The question in particular is: is it still true that the Minkowski time ordered 2-pt function can be simply obtained from the Euclidean one by analytic continuation? Is this property spoiled by the presence of a chemical potential?

My confusion is mostly due to the fact that, if I'm not mistaken, a real chemical potential in Minkowski should be analytically continued to an imaginary one in Euclidean signature and I don't know if this is a problem or not.

Thanks!

 

[A. Neumaier]

a real chemical potential in Minkowski should be analytically continued to an imaginary one in Euclidean signature and I don't know if this is a problem or not.

It can be a problem. Numerical stability is lost in naive lattice simulations.

 

[Einj]

Thanks a lot for the quick answer! My question however, goes beyond lattice simulations. I don't have any lattice and everything is continuous. The questions is: is it still true that:

$$
\langle O_1O_2\rangle (\tilde\omega,\vec k)\longrightarrow\langle T(O_1O_2)\rangle(\omega,\vec k)
$$
when \tilde\omega\to-i\omega. This is all in the continuous limit. No lattice nor simulations of any sort.

Thanks!

 

[A. Neumaier]

is it still true that

I can't tell off-hand but you'd probably be able to work it out yourself by writing both sides as path integrals and perform the analytic continuation explicitly.

 

[Einj]

Thanks for your reply. I indeed checked that for an action of the kind:
$$
S=-\int d^4x\left(-(\partial_t+i\mu)\Phi^*(\partial_t-i\mu)\Phi +\vec\nabla\Phi^*\cdot\vec\nabla\Phi+m^2|\Phi|^2\right)
$$
the 2-pt function in the Euculidean and Minkowskian case are related by an analytic continuation.

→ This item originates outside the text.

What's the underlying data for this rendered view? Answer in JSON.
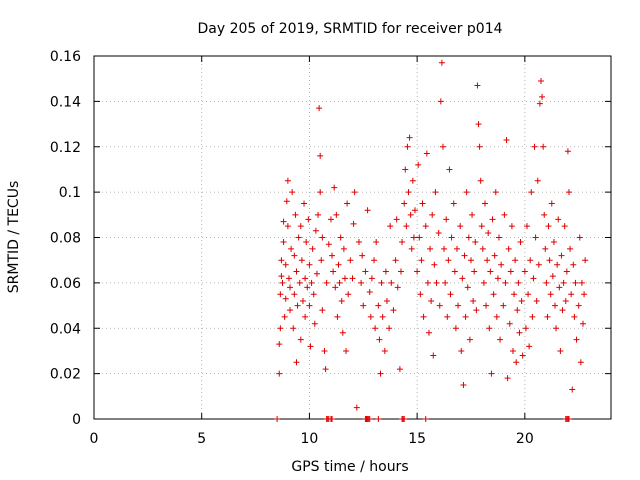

I guess at this point my question is more general: does the fact that Euclidean correlators can be obtained from the Minkowskian one with an analytic continuation depend on what kinds of boundary conditions we are imposing on the field?
In particular, is it affected by the requirement A_t(r=\infty)=\mu?

Thanks again!

P.S. My question clearly has AdS/CFT in mind.

 

[A. Neumaier]

I think it shoulldn't make a difference but I am not an expert on this.